The DOJ also asked the JFC for approval to dismiss State of Washington, et al. v. DeJoy, et al. Wisconsin was part of a group of states that challenged some of Post Master General Louis DeJoy’s actions before the election. Legislative counsel said the post office is enjoined from pursing the policies under scrutiny, which were mandating that mail trucks needed to leave exactly on time and could not wait for mail, and treating ballots as first-class mail. The states decided to seek dismissal from the courts because the injunctions are still in place.

The JFC approved the three settlements and the dismissal 15-0.

The actions come as Kaul filed documents on Tuesday replying to the Legislature’s cross-petition in his lawsuit challenging the constitutionality of the lame-duck law.

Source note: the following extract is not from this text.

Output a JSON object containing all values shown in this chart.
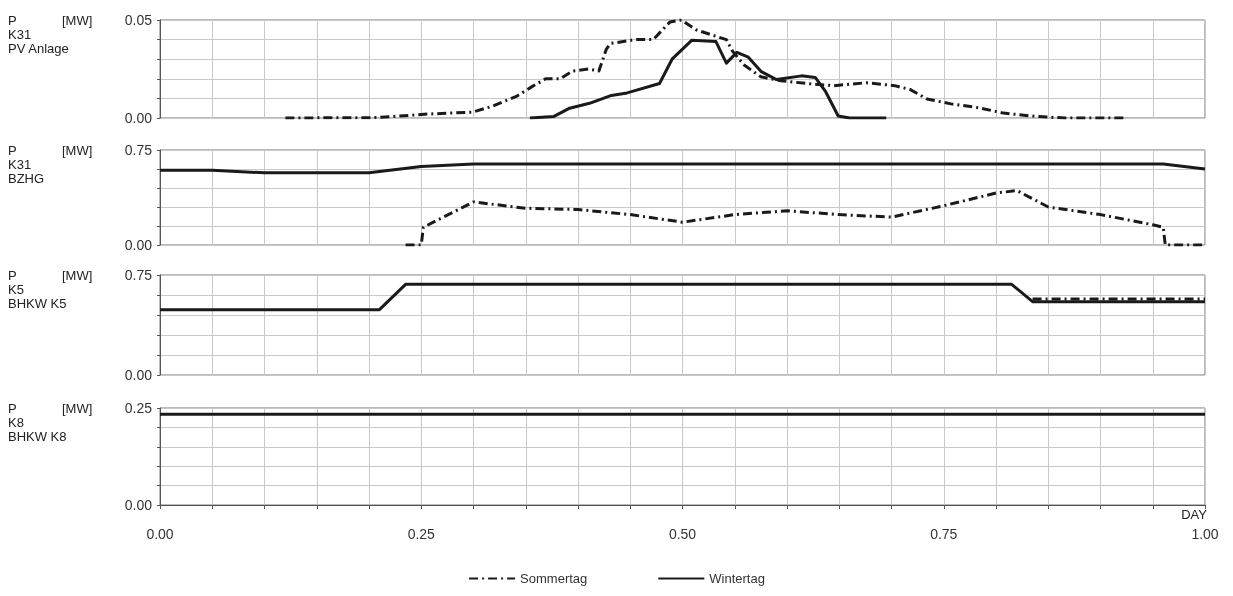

Kaul said the cross-petition should be denied because it raises the same two abstract statutory-interpretation matters that the state Supreme Court declined to review in Vos v. Kaul.

“In effect, the Legislature asks this Court for an advisory opinion about the validity of a law it passed,” the reply memorandum said. “That would be improper and set a bad precedent for future legislatures who might also wonder about the validity of their legislative activity.”

The respondents were also opposed to the temporary-injunction request, which allows the DOJ to settle suits without the JFC’s approval while the case proceeds. The reply memorandum said the Legislature offers no facts to rebut the “ongoing, multiple harms” in negotiating resolutions or working with other possible plaintiffs, and it asks the court to grant the temporary injunction.